Motsepe replaced Malagasy politician Ahmed Ahmed who is still facing an accusation of abuse of office, mismanaging funds and trading in gifts.

Immediately he took over operations of the Cairo-based office, Motsepe, who also owns one of Africa’s best clubs – Mamelodi Sundowns, had promised to transform how African football is managed in all the 54 member associations.

The seventh president of CAF made a brief stop in Juba, yesterday, on his way to Kampala, Uganda. He has been on a ‘long trek’ in Africa as he launches the Pan African Inter-Schools competitions on the continent.

The idea of Inter School Champions was birthed last to give school-going children a chance to nurture their talents while pursuing education.

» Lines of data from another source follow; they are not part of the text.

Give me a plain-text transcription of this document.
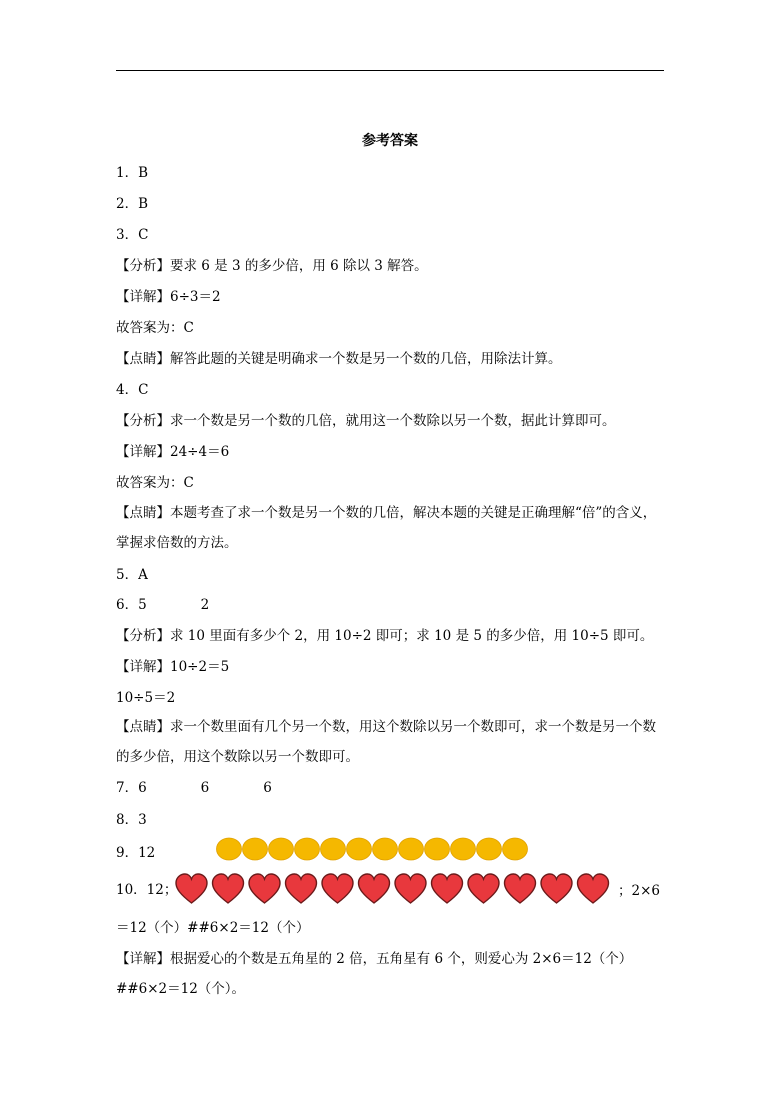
参考答案
1．B
2．B
3．C
【分析】要求 6 是 3 的多少倍，用 6 除以 3 解答。
【详解】6÷3＝2
故答案为：C
【点睛】解答此题的关键是明确求一个数是另一个数的几倍，用除法计算。
4．C
【分析】求一个数是另一个数的几倍，就用这一个数除以另一个数，据此计算即可。
【详解】24÷4＝6
故答案为：C
【点睛】本题考查了求一个数是另一个数的几倍，解决本题的关键是正确理解“倍”的含义，掌握求倍数的方法。
5．A
6．5　　　　2
【分析】求 10 里面有多少个 2，用 10÷2 即可；求 10 是 5 的多少倍，用 10÷5 即可。
【详解】10÷2＝5
10÷5＝2
【点睛】求一个数里面有几个另一个数，用这个数除以另一个数即可，求一个数是另一个数的多少倍，用这个数除以另一个数即可。
7．6　　　　6　　　　6
8．3
9．12
10．12；	；2×6
＝12（个）##6×2＝12（个）
【详解】根据爱心的个数是五角星的 2 倍，五角星有 6 个，则爱心为 2×6＝12（个）##6×2＝12（个）。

Motsepe believes that footballers and by extension sports persons can also excel in academics and “make significant contributions in the overall growth of African ‘GDP’”.

“We (CAF) have just announced that we will be launching a very important competition – African Super League.

“We are busy now and part of that plan is to give South Sudan a million dollars (USD) as part of the negotiations that we have,” he told journalists in Juba.

The African Super League will be launched in Tanzania on a date yet to be communicated.

“A million dollars for every country in Africa will help with infrastructure,” added Motsepe, who flew to Juba from Ethiopia.

But while he shuttles the continent in hopes of a fat cheque to come, Motsepe said he is pained by the ‘brain-drain’ of African players moving abroad to pursue professional contracts.

“One of the problems I have is that too many (players) from African nations play their football outside their country. That is unacceptable!” said Motsepe when he addressed the press at Juba International Airport.

To deal with this, the South African said that his administration will sort out the poor infrastructure that has stagnated African football for ages.

“That’s unacceptable. We have to work together (and) we (CAF) have to take the lead. If any country in Africa does not have a stadium that fulfils the requirements of CAF and FIFA, it’s not only a failure in that country. It is our failure. We have to work together because we need our people to come to the stadium,’ he noted.

Most African nations, especially Sub-Saharan Africa, are still struggling with football infrastructure development.

South Sudan, for example, currently play their home games in neighbouring countries due to the unavailability of the only standard stadium in the country – Juba National Stadium.

Motsepe paid homage to the facility currently under renovation in his six-hour visit to South Africa. He later met with President Salva Kiir with whom he discussed a wide range of matters touching on football development and investment in football infrastructure in South Sudan.

“We are also here to encourage partnerships. There are very many companies that do very well. Whenever I go to different countries, I do encourage people to partner with football. When you sponsor football in South Sudan, you are part of the dream and aspirations of the people of South Sudan.

The plane he flew – a concord, touched down at 8.30 and departed at exactly 2.30 Thursday.

At the same time, Motsepe reiterated the significant contribution sports play in uniting the country even as he appealed to South Sudanese to rally behind their national teams.

“Keep watching South Sudan football. I can assure you will be proud and we will work together to see South Sudan become one of the best football nations in Africa.

“We also use football today to encourage our young people to study even science and engineering courses and let it (football economy) become part of the world’s economy. The world today is about technology.”

He further appealed to local companies to take advantage of the mass following of football and invest in sports in South Sudan.